Add AMDGPU extension #470

pxl-th · 2023-02-03T18:13:14Z

This PR adds AMDGPU extension similar to #445.
Relies on JuliaGPU/AMDGPU.jl#370 and we'd need to tag a new version of AMDGPU.jl for compatibility, so I'll mark it as WIP for now.

For now it has following layers which use MIOpen:

Convolutions.
Mean/max pooling.
Softmax.
Activations.

Things like pooling require passing workspace buffer that was used in forward pass, to the backward pass.
Same for batch normalization, which allows passing computed mini-batch mean & inverse variance to the backward pass to speed-up the computation.
(Although batch norm is not defined in this package).

Therefore I've defined rrules for it as follows.
I decided it is much simpler than introducing some global caching for workspaces.

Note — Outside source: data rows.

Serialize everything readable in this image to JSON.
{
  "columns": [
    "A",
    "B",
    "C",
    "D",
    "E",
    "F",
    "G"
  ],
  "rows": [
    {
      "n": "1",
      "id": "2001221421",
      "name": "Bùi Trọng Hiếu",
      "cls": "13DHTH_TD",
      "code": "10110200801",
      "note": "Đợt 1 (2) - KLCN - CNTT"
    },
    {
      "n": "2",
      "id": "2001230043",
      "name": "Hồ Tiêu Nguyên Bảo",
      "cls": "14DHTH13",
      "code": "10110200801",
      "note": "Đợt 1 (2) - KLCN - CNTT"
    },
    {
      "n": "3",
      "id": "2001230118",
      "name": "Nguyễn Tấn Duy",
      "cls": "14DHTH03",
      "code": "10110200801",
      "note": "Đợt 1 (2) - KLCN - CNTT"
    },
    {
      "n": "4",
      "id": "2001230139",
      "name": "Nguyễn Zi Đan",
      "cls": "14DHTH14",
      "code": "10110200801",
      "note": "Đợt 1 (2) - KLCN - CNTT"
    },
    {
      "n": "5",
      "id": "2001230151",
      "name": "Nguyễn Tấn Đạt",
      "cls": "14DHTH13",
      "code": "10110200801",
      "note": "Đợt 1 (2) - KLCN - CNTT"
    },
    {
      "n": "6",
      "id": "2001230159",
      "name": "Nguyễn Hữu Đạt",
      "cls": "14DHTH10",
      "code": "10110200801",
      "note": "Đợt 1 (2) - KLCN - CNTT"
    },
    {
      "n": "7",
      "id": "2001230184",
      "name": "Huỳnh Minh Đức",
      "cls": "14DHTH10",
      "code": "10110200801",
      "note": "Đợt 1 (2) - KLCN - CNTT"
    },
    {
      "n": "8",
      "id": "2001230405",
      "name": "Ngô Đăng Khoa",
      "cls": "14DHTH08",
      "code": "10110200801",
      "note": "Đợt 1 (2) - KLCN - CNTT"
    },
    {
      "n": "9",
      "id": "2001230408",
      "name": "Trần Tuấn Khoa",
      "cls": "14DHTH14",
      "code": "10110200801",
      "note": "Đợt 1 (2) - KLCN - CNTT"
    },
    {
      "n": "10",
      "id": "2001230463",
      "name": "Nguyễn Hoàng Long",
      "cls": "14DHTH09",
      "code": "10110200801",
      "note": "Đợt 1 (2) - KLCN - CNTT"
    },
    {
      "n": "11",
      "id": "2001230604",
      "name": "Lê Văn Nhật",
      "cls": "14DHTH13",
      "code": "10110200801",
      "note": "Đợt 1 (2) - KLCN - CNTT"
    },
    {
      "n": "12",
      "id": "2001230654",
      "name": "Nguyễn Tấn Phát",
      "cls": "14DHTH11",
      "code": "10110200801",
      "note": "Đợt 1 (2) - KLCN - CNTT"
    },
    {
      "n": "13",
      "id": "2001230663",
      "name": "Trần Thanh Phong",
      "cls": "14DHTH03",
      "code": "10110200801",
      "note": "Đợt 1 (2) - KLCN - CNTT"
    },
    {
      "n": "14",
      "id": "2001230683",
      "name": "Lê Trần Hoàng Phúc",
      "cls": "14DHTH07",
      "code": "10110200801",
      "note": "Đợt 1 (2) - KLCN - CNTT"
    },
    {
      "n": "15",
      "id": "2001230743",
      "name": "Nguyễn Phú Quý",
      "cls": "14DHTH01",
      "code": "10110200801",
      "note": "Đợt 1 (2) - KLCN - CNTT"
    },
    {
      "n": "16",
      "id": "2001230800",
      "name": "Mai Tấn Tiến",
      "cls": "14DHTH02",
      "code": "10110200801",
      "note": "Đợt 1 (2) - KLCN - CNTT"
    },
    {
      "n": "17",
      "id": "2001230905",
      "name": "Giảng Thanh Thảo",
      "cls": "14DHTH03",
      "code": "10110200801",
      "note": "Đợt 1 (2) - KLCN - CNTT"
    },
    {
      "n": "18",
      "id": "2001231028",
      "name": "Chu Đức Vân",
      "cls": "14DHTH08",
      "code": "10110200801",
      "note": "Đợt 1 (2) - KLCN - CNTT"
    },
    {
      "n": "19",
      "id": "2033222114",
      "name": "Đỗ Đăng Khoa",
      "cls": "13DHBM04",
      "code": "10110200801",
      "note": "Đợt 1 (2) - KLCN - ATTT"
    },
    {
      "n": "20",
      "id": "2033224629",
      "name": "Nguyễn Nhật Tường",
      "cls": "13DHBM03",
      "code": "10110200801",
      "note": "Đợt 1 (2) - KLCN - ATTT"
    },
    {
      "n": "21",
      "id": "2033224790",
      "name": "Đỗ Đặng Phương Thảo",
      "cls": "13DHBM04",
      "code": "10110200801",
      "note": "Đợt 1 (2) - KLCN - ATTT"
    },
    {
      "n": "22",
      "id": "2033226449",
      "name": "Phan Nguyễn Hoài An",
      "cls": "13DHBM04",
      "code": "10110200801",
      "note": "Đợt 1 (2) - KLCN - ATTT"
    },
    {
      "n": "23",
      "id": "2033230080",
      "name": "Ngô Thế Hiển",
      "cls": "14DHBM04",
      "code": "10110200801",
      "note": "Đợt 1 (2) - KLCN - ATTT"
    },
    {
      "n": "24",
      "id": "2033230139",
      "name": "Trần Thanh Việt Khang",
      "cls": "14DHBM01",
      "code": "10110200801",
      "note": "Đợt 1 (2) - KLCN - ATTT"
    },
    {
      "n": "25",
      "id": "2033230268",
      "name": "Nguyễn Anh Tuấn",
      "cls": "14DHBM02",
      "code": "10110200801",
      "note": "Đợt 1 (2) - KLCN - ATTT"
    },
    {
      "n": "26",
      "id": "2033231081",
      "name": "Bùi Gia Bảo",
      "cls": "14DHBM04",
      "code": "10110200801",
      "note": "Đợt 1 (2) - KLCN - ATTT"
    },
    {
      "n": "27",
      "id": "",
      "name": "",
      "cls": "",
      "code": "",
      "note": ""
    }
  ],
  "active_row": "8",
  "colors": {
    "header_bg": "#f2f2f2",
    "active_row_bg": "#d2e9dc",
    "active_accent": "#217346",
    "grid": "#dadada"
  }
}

function rrule(::typeof(maxpool), x) # high-level description
    y, workspace = MIOpen.maxpool(x)
    pullback(dy) = MIOpen.∇maxpool(dy, y, x, workspace)
    y, pullback
end

Question

Do we need to register and maintain NNlibROC.jl package for compatibility with older Julia versions?
Julia 1.8 does not work properly with AMDGPU, and MIOpen artifact is only available for Julia 1.9.
So older versions would need to use system installation of ROCm stack.
Maybe we leave it only as an extension for AMDGPU?
MIOpen supports only cross-correlation as convolution (flipkern(conv_dims) is true).
If a user wants regular convolution, we can either:

detect that at a Flux level and transpose the kernel at creation time
or transpose it right before the call to MIOpen functions

For now I just throw an error.

PR Checklist

Tests are added
Documentation, if applicable
Update AMDGPU compat.

ToucheSir · 2023-02-03T19:46:51Z

I like this workspace model far more than global caching, so it seems reasonable. Do the backwards functions ever overwrite the workspace? If so, defensive copying may be required.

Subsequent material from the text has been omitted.